Tocilizumab, Ipilimumab, and Nivolumab for the Treatment of Advanced Melanoma, Non-Small Cell Lung Cancer, or Urothelial Carcinoma

Description

PRIMARY OBJECTIVES:

I. To characterize the safety and tolerability of systemic tocilizumab, an IL-6 receptor antagonist, in combination with Ipilimumab and nivolumab as front-line treatment for patients with advanced cutaneous melanoma, urothelial carcinoma and in EGFR mutant non-small cell lung cancer (NSCLC).

II. To determine the grade 3 or higher toxicity rate of Tocilizumab in combination with Ipilimumab and nivolumab for patients with advanced cutaneous melanoma.

SECONDARY OBJECTIVES:

I. To estimate the objective response rate (ORR), defined as the proportion of patients with complete response (CR) or partial response (PR), and durable response rate (DRR), defined as the proportion of patients with objective responses of > 6 months duration, as determined by Response Evaluation Criteria in Solid Tumors (RECIST 1.1) and immune related RECIST (irRECIST).

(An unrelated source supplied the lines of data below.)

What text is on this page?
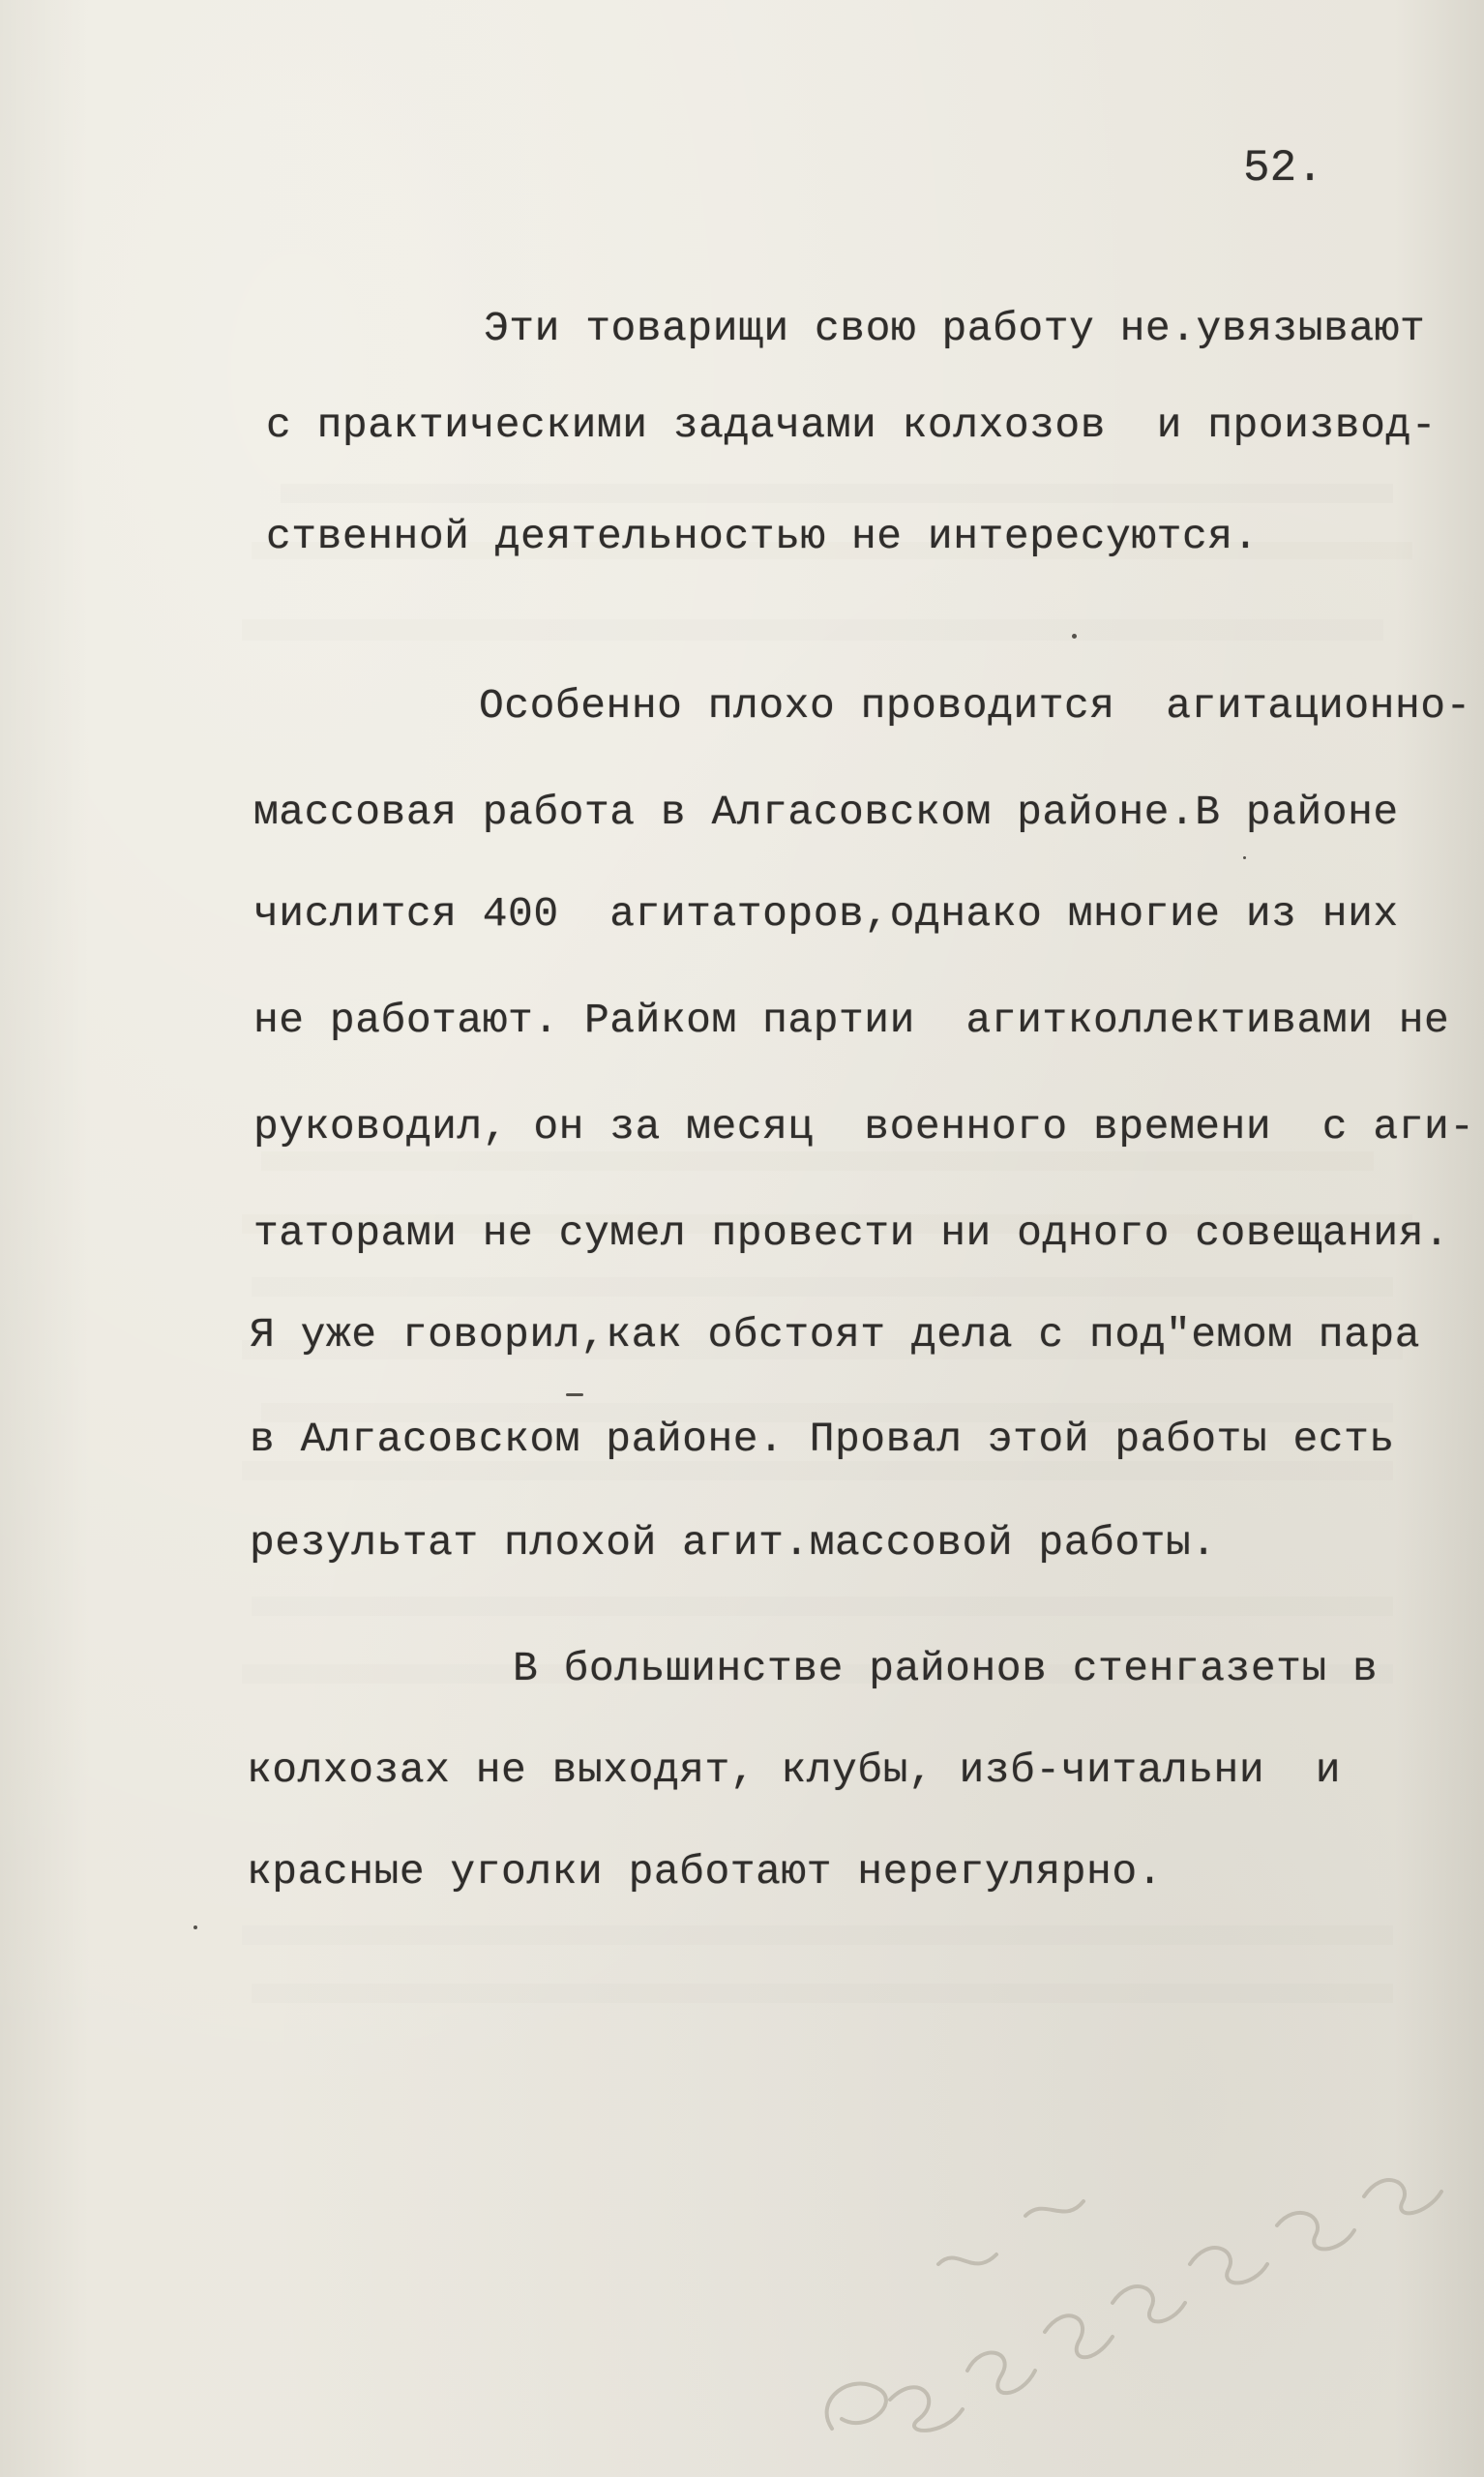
52.

Эти товарищи свою работу не.увязывают

с практическими задачами колхозов  и производ-

ственной деятельностью не интересуются.

Особенно плохо проводится  агитационно-

массовая работа в Алгасовском районе.В районе

числится 400  агитаторов,однако многие из них

не работают. Райком партии  агитколлективами не

руководил, он за месяц  военного времени  с аги-

таторами не сумел провести ни одного совещания.

Я уже говорил,как обстоят дела с под"емом пара

в Алгасовском районе. Провал этой работы есть

результат плохой агит.массовой работы.

В большинстве районов стенгазеты в

колхозах не выходят, клубы, изб-читальни  и

красные уголки работают нерегулярно.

II. To estimate progression-free survival (PFS) defined as the time from the start of treatment to disease progression or death, whichever occurs first.

III. To estimate overall survival (OS) defined as the time from the start of treatment to death from any cause.

EXPLORATORY OBJECTIVE:

I. To assess pre- and post-treatment blood/tumor biopsies for immunologic assessment and to explore any potential association between biomarker measurements and antitumor activity.

OUTLINE: OUTLINE: Patients are assigned to 1 of 3 cohorts: 1=melanoma, 2=Urothelial, 3=NSCLC.

COHORT 1: Patients with melanoma will receive ipilimumab intravenously (IV) over 90 minutes and nivolumab IV over 30 minutes on day 1. Treatment with ipilimumab and nivolumab repeats every 3 weeks for 4 doses, then treatment with nivolumab repeats every 4 weeks for 2 years in the absence of disease progression or unacceptable toxicity. Cohort 1 will be divided into 2 sub-groups: sub-group 1 of 25 patients, and subgroup 2 of 10 patients that will consist of varying Tocilizumab administration doses. For sub-group 1, Tocilizumab 162mg will be administered subcutaneously every 2 weeks starting week 0, up to 12 weeks for a total of 6 doses. For sub-group 2 , Tocilizumab 162mg will be administered subcutaneously once every week starting at week 0 up to week 6 followed by Tocilizumab administered subcutaneously every 2 weeks starting at week 6 up to 12 weeks for a total of 9 doses.

COHORT 2: Patients with urothelial cancer will receive ipilimumab IV over 90 minutes and nivolumab IV over 30 minutes on day 1. Treatment with ipilimumab and nivolumab repeats every 3 weeks for 4 doses, then treatment with nivolumab repeats every 4 weeks for 2 years in the absence of disease progression or unacceptable toxicity. Starting on week 1, patients also receive tocilizumab SC every 2 weeks for up to 12 weeks (6 doses) in the absence of disease progression or unacceptable toxicity.

COHORT 3: Patients with NSCLC receive ipilimumab IV over 90 minutes every 6 weeks and nivolumab IV over 30 minutes every 2 weeks for up to 2 years. Patients also receive tocilizumab SC every 2 weeks for up to 12 weeks (6 doses). Treatment continues in the absence of disease progression or unacceptable toxicity.

After completion of study treatment, patients are followed up for 2 years.